Traduction de R. C. BIBERFELD


Accès par chapitre :
Intro - Laine et Coton
Deux mariages
L'Oncle et son Neveu
Intrigues de cette Vie
Deux coups de poings...
La Belle aux Violettes
Comme elle l'aimait !
Histoire d'une Porte
L'Infant Dom Duarte
César ou João Fernandes
Images : Plafond de l'Archevéché - Brioude - photo JH Rrobert

Sirène aux seins nus

   Ce livre s'intitule Nuits de Lamego, car elles sont proverbiales pour leur longueur, leur profondeur, leur étendue, les nuits de cette terre, intéressante à bien des égards, et par-dessus tout pour les jambons qui la caractérisent dans l'Histoire de la civilisation culinaire, la plus profitable qui soit. Pour l'une de ces nuits sans fin, d'après l'auteur, qui s'excuse de son immodestie, la lecture de ce livre doit permettre à certains tempéraments de venir à bout d'un sommeil rebelle ; et offrir à d'autres une récréation capable d'alléger les heures. Voilà la raison de ce titre abstrus.
                        C. Castelo Branco - Lisbonne, le 12 Juillet 1863
RENSEIGNEMENTS UTILES
(Laine et coton)

   Au commencement, Adam et Ève se réveillèrent nus, et ils étaient apparemment satisfaits de la simplicité de leur mise.
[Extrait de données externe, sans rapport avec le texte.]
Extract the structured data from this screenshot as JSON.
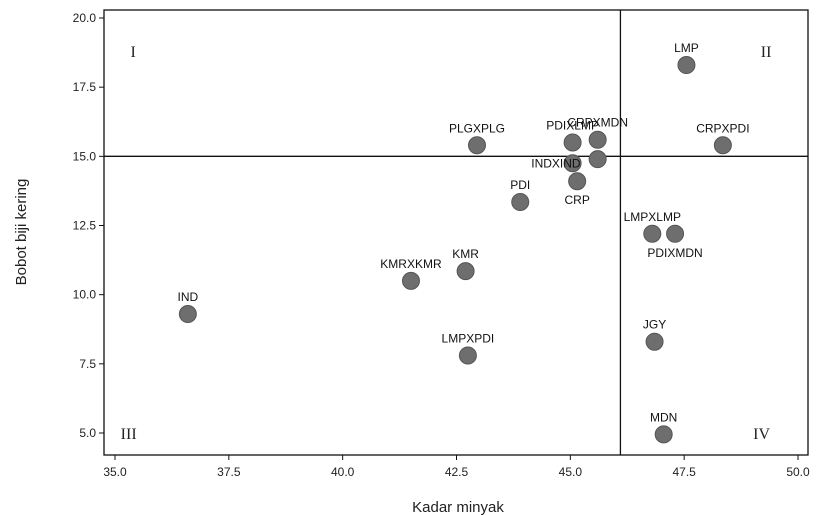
{
  "chart_data": {
    "type": "scatter",
    "xlabel": "Kadar minyak",
    "ylabel": "Bobot biji kering",
    "xlim": [
      35.0,
      50.0
    ],
    "ylim": [
      4.0,
      20.0
    ],
    "x_ticks": [
      35.0,
      37.5,
      40.0,
      42.5,
      45.0,
      47.5,
      50.0
    ],
    "y_ticks": [
      5.0,
      7.5,
      10.0,
      12.5,
      15.0,
      17.5,
      20.0
    ],
    "x_tick_labels": [
      "35.0",
      "37.5",
      "40.0",
      "42.5",
      "45.0",
      "47.5",
      "50.0"
    ],
    "y_tick_labels": [
      "5.0",
      "7.5",
      "10.0",
      "12.5",
      "15.0",
      "17.5",
      "20.0"
    ],
    "reference_lines": {
      "x": 46.1,
      "y": 15.0
    },
    "grid": false,
    "point_color": "#6e6e6e",
    "quadrants": [
      {
        "label": "I",
        "x": 35.4,
        "y": 18.8
      },
      {
        "label": "II",
        "x": 49.3,
        "y": 18.8
      },
      {
        "label": "III",
        "x": 35.3,
        "y": 5.0
      },
      {
        "label": "IV",
        "x": 49.2,
        "y": 5.0
      }
    ],
    "points": [
      {
        "label": "LMP",
        "x": 47.55,
        "y": 18.3,
        "label_pos": "above"
      },
      {
        "label": "CRPXMDN",
        "x": 45.6,
        "y": 15.6,
        "label_pos": "above"
      },
      {
        "label": "PDIXLMP",
        "x": 45.05,
        "y": 15.5,
        "label_pos": "above"
      },
      {
        "label": "PLGXPLG",
        "x": 42.95,
        "y": 15.4,
        "label_pos": "above"
      },
      {
        "label": "CRPXPDI",
        "x": 48.35,
        "y": 15.4,
        "label_pos": "above"
      },
      {
        "label": "",
        "x": 45.6,
        "y": 14.9,
        "label_pos": "none"
      },
      {
        "label": "INDXIND",
        "x": 45.05,
        "y": 14.75,
        "label_pos": "left"
      },
      {
        "label": "CRP",
        "x": 45.15,
        "y": 14.1,
        "label_pos": "below"
      },
      {
        "label": "PDI",
        "x": 43.9,
        "y": 13.35,
        "label_pos": "above"
      },
      {
        "label": "LMPXLMP",
        "x": 46.8,
        "y": 12.2,
        "label_pos": "above"
      },
      {
        "label": "PDIXMDN",
        "x": 47.3,
        "y": 12.2,
        "label_pos": "below"
      },
      {
        "label": "KMR",
        "x": 42.7,
        "y": 10.85,
        "label_pos": "above"
      },
      {
        "label": "KMRXKMR",
        "x": 41.5,
        "y": 10.5,
        "label_pos": "above"
      },
      {
        "label": "IND",
        "x": 36.6,
        "y": 9.3,
        "label_pos": "above"
      },
      {
        "label": "JGY",
        "x": 46.85,
        "y": 8.3,
        "label_pos": "above"
      },
      {
        "label": "LMPXPDI",
        "x": 42.75,
        "y": 7.8,
        "label_pos": "above"
      },
      {
        "label": "MDN",
        "x": 47.05,
        "y": 4.95,
        "label_pos": "above"
      }
    ]
  }
}
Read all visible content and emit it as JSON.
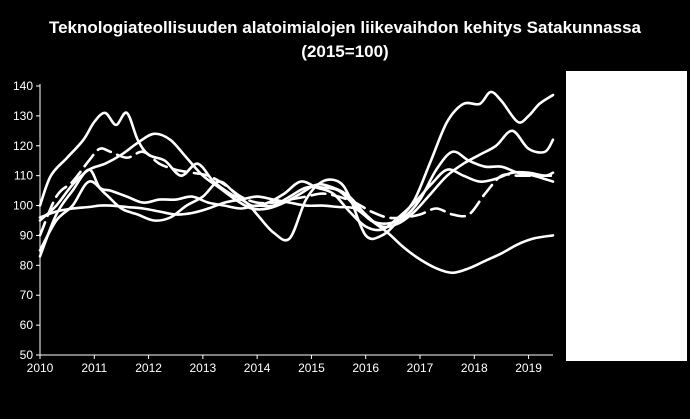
{
  "chart_data": {
    "type": "line",
    "title_line1": "Teknologiateollisuuden alatoimialojen liikevaihdon kehitys Satakunnassa",
    "title_line2": "(2015=100)",
    "ylim": [
      50,
      140
    ],
    "xlim": [
      2010,
      2019.45
    ],
    "yticks": [
      50,
      60,
      70,
      80,
      90,
      100,
      110,
      120,
      130,
      140
    ],
    "xticks": [
      2010,
      2011,
      2012,
      2013,
      2014,
      2015,
      2016,
      2017,
      2018,
      2019
    ],
    "grid": false,
    "legend": "right",
    "line_color": "#ffffff",
    "background": "#000000",
    "series": [
      {
        "style": "solid",
        "x": [
          2010,
          2010.3,
          2010.6,
          2010.9,
          2011.1,
          2011.3,
          2011.6,
          2011.9,
          2012.2,
          2012.5,
          2012.8,
          2013.1,
          2013.4,
          2013.7,
          2014.0,
          2014.3,
          2014.6,
          2014.9,
          2015.2,
          2015.5,
          2015.8,
          2016.1,
          2016.4,
          2016.7,
          2017.0,
          2017.3,
          2017.6,
          2017.9,
          2018.2,
          2018.5,
          2018.8,
          2019.1,
          2019.45
        ],
        "y": [
          96,
          98,
          99,
          99.5,
          100,
          100,
          99.5,
          99,
          98,
          97,
          97.5,
          99,
          101,
          102,
          103,
          102,
          101,
          100,
          100,
          99.5,
          99,
          95,
          91,
          86,
          82,
          79,
          77.5,
          79,
          81.5,
          84,
          87,
          89,
          90
        ]
      },
      {
        "style": "solid",
        "x": [
          2010,
          2010.3,
          2010.6,
          2010.9,
          2011.1,
          2011.3,
          2011.6,
          2011.9,
          2012.2,
          2012.5,
          2012.8,
          2013.1,
          2013.4,
          2013.7,
          2014.0,
          2014.3,
          2014.6,
          2014.9,
          2015.2,
          2015.5,
          2015.8,
          2016.1,
          2016.4,
          2016.7,
          2017.0,
          2017.3,
          2017.6,
          2017.9,
          2018.2,
          2018.5,
          2018.8,
          2019.1,
          2019.45
        ],
        "y": [
          83,
          97,
          105,
          112,
          106,
          105,
          103,
          101,
          102,
          102,
          103,
          101,
          100,
          99,
          100,
          100,
          103,
          106,
          106,
          105,
          100,
          95,
          94,
          96,
          102,
          112,
          118,
          115,
          113,
          113,
          111,
          110,
          108
        ]
      },
      {
        "style": "solid",
        "x": [
          2010,
          2010.3,
          2010.6,
          2010.9,
          2011.2,
          2011.5,
          2011.8,
          2012.1,
          2012.4,
          2012.7,
          2013.0,
          2013.3,
          2013.6,
          2013.9,
          2014.2,
          2014.5,
          2014.8,
          2015.1,
          2015.4,
          2015.7,
          2016.0,
          2016.3,
          2016.6,
          2016.9,
          2017.2,
          2017.5,
          2017.8,
          2018.1,
          2018.4,
          2018.7,
          2019.0,
          2019.3,
          2019.45
        ],
        "y": [
          85,
          95,
          100,
          108,
          104,
          99,
          97,
          95,
          96,
          100,
          103,
          108,
          104,
          100,
          101,
          104,
          108,
          106,
          104,
          98,
          93,
          92,
          96,
          101,
          107,
          112,
          110,
          108,
          109,
          111,
          111,
          110,
          111
        ]
      },
      {
        "style": "solid",
        "x": [
          2010,
          2010.2,
          2010.5,
          2010.8,
          2011.0,
          2011.2,
          2011.4,
          2011.6,
          2011.8,
          2012.0,
          2012.3,
          2012.6,
          2012.9,
          2013.2,
          2013.5,
          2013.8,
          2014.0,
          2014.3,
          2014.6,
          2014.9,
          2015.2,
          2015.5,
          2015.7,
          2016.0,
          2016.3,
          2016.6,
          2016.9,
          2017.2,
          2017.5,
          2017.8,
          2018.1,
          2018.3,
          2018.5,
          2018.8,
          2019.0,
          2019.2,
          2019.45
        ],
        "y": [
          100,
          110,
          116,
          122,
          128,
          131,
          127,
          131,
          122,
          117,
          115,
          110,
          114,
          108,
          104,
          101,
          97,
          91,
          89,
          102,
          108,
          108,
          103,
          90,
          90,
          95,
          102,
          115,
          128,
          134,
          134,
          138,
          135,
          128,
          130,
          134,
          137
        ]
      },
      {
        "style": "solid",
        "x": [
          2010,
          2010.3,
          2010.6,
          2010.9,
          2011.2,
          2011.5,
          2011.8,
          2012.1,
          2012.4,
          2012.7,
          2013.0,
          2013.3,
          2013.6,
          2013.9,
          2014.2,
          2014.5,
          2014.8,
          2015.1,
          2015.4,
          2015.7,
          2016.0,
          2016.3,
          2016.6,
          2016.9,
          2017.2,
          2017.5,
          2017.8,
          2018.1,
          2018.4,
          2018.7,
          2019.0,
          2019.3,
          2019.45
        ],
        "y": [
          95,
          100,
          107,
          112,
          114,
          117,
          121,
          124,
          122,
          116,
          110,
          106,
          102,
          99,
          99,
          101,
          104,
          107,
          106,
          103,
          97,
          93,
          94,
          98,
          104,
          110,
          114,
          117,
          120,
          125,
          119,
          118,
          122
        ]
      },
      {
        "style": "dashed",
        "x": [
          2010,
          2010.3,
          2010.6,
          2010.9,
          2011.1,
          2011.3,
          2011.6,
          2011.9,
          2012.2,
          2012.5,
          2012.8,
          2013.1,
          2013.4,
          2013.7,
          2014.0,
          2014.3,
          2014.6,
          2014.9,
          2015.2,
          2015.5,
          2015.8,
          2016.1,
          2016.4,
          2016.7,
          2017.0,
          2017.3,
          2017.6,
          2017.9,
          2018.2,
          2018.5,
          2018.8,
          2019.1,
          2019.45
        ],
        "y": [
          90,
          103,
          108,
          115,
          119,
          118,
          116,
          118,
          114,
          112,
          111,
          110,
          107,
          103,
          101,
          101,
          102,
          103,
          104,
          103,
          101,
          98,
          96,
          96,
          97,
          99,
          97,
          97,
          104,
          110,
          110,
          110,
          110
        ]
      }
    ]
  }
}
On ne s'est pas trop demandé si Adam et Ève furent satisfaits le soir, au premier jour de l'humanité. Ce qui est sûr, c'est qu'ils s'habillèrent de feuilles de vigne dès que le serpent les eut invités à manger du fruit défendu. Nous devons en déduire que la pudeur fut la conséquence du péché ; et que, si le péché n'existait pas, cette jolie chose  que l'on appelle la pudeur manquerait à la beauté de la femme ; et les poètes, les romanciers et les moralistes ignoreraient une source de gracieux discours, de sermons et de madrigaux que l'on imprime et que l'on diffuse sur la pudeur. Il eût cependant été préférable qu'Ève ne prêtât pas l'oreille au serpent, et que la vertu congénitale de l'innocence nous permît de nous promener, sans craindre de choquer le monde, tels que nous sommes sortis des mains du Créateur.
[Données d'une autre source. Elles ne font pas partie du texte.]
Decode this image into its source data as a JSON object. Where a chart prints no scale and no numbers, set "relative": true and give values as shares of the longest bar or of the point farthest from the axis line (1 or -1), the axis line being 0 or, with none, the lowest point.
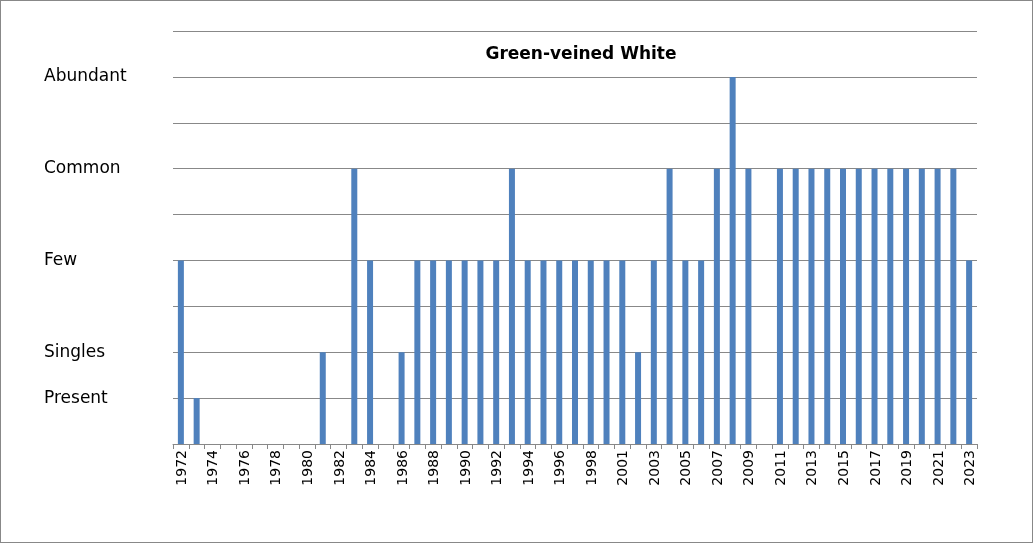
{
  "chart_data": {
    "type": "bar",
    "title": "Green-veined White",
    "categories": [
      "1972",
      null,
      "1974",
      null,
      "1976",
      null,
      "1978",
      null,
      "1980",
      null,
      "1982",
      null,
      "1984",
      null,
      "1986",
      null,
      "1988",
      null,
      "1990",
      null,
      "1992",
      null,
      "1994",
      null,
      "1996",
      null,
      "1998",
      null,
      "2001",
      null,
      "2003",
      null,
      "2005",
      null,
      "2007",
      null,
      "2009",
      null,
      "2011",
      null,
      "2013",
      null,
      "2015",
      null,
      "2017",
      null,
      "2019",
      null,
      "2021",
      null,
      "2023"
    ],
    "values": [
      0.5,
      0.125,
      0,
      0,
      0,
      0,
      0,
      0,
      0,
      0.25,
      0,
      0.75,
      0.5,
      0,
      0.25,
      0.5,
      0.5,
      0.5,
      0.5,
      0.5,
      0.5,
      0.75,
      0.5,
      0.5,
      0.5,
      0.5,
      0.5,
      0.5,
      0.5,
      0.25,
      0.5,
      0.75,
      0.5,
      0.5,
      0.75,
      1,
      0.75,
      0,
      0.75,
      0.75,
      0.75,
      0.75,
      0.75,
      0.75,
      0.75,
      0.75,
      0.75,
      0.75,
      0.75,
      0.75,
      0.5
    ],
    "color": "#4f81bd",
    "relative": true,
    "annotations": [
      "Present",
      "Singles",
      "Few",
      "Common",
      "Abundant"
    ],
    "grid": "y"
  }
}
   Après le crime de la désobéissance, est venu celui de l'homicide, commis par Caïn. Après avoir tué l'homme, l'homme n'éprouva aucune répugnance à tuer les bêtes, et surtout les moutons. La mort violente des moutons entraîna une réforme de l'habillement. Les hommes commencèrent à se vêtir des peaux de leurs victimes, et ce ne fut pas sans raison, vu que les feuilles sèches des arbres ses détachaient en automne, et que la pudeur souffrait mille morts jusqu'au printemps.
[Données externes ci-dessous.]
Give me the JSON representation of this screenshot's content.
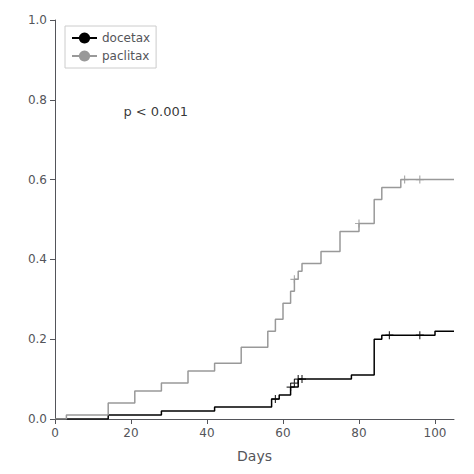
{
  "chart_data": {
    "type": "line",
    "xlabel": "Days",
    "xlim": [
      0,
      105
    ],
    "ylim": [
      0.0,
      1.0
    ],
    "xticks": [
      0,
      20,
      40,
      60,
      80,
      100
    ],
    "yticks": [
      {
        "value": 0.0,
        "label": "0.0"
      },
      0.2,
      0.4,
      0.6,
      0.8,
      {
        "value": 1.0,
        "label": "1.0"
      }
    ],
    "grid": false,
    "legend": "upper left",
    "annotations": [
      {
        "text": "p < 0.001",
        "x": 18,
        "y": 0.77
      }
    ],
    "series": [
      {
        "name": "docetax",
        "color": "black",
        "x": [
          0,
          14,
          14,
          28,
          28,
          42,
          42,
          56,
          57,
          57,
          59,
          59,
          62,
          62,
          64,
          64,
          68,
          78,
          78,
          80,
          84,
          84,
          86,
          86,
          88,
          92,
          96,
          100,
          100,
          105
        ],
        "values": [
          0.0,
          0.0,
          0.01,
          0.01,
          0.02,
          0.02,
          0.03,
          0.03,
          0.03,
          0.05,
          0.05,
          0.06,
          0.06,
          0.08,
          0.08,
          0.1,
          0.1,
          0.1,
          0.11,
          0.11,
          0.11,
          0.2,
          0.2,
          0.21,
          0.21,
          0.21,
          0.21,
          0.21,
          0.22,
          0.22
        ],
        "censor_x": [
          58,
          62,
          63,
          64,
          65,
          88,
          96
        ],
        "censor_y": [
          0.05,
          0.08,
          0.09,
          0.1,
          0.1,
          0.21,
          0.21
        ]
      },
      {
        "name": "paclitax",
        "color": "#999999",
        "x": [
          0,
          3,
          3,
          14,
          14,
          21,
          21,
          28,
          28,
          35,
          35,
          42,
          42,
          49,
          49,
          56,
          56,
          58,
          58,
          60,
          60,
          62,
          62,
          63,
          63,
          64,
          64,
          65,
          65,
          70,
          70,
          75,
          75,
          80,
          80,
          84,
          84,
          86,
          86,
          90,
          91,
          91,
          95,
          96,
          98,
          105
        ],
        "values": [
          0.0,
          0.0,
          0.01,
          0.01,
          0.04,
          0.04,
          0.07,
          0.07,
          0.09,
          0.09,
          0.12,
          0.12,
          0.14,
          0.14,
          0.18,
          0.18,
          0.22,
          0.22,
          0.25,
          0.25,
          0.29,
          0.29,
          0.32,
          0.32,
          0.35,
          0.35,
          0.37,
          0.37,
          0.39,
          0.39,
          0.42,
          0.42,
          0.47,
          0.47,
          0.49,
          0.49,
          0.55,
          0.55,
          0.58,
          0.58,
          0.58,
          0.6,
          0.6,
          0.6,
          0.6,
          0.6
        ],
        "censor_x": [
          63,
          80,
          92,
          96
        ],
        "censor_y": [
          0.35,
          0.49,
          0.6,
          0.6
        ]
      }
    ]
  }
}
   Le mouton finit par être civilisé à force de vivre avec l'homme, et l'homme reconnut l'intérêt de tondre le mouton chaque année, au lieu de le tuer. Les animaux à laine blanche étaient les préférés. D'après la Bible, Laban donna à Jacob un troupeau, qu'il devait mener paître, de bêtes à laine tachetée, confiant à ses enfants le soin de conduire un troupeau à flocons noirs, qui se passent de teinturier, et un troupeau à flocons d'un blanc immaculé.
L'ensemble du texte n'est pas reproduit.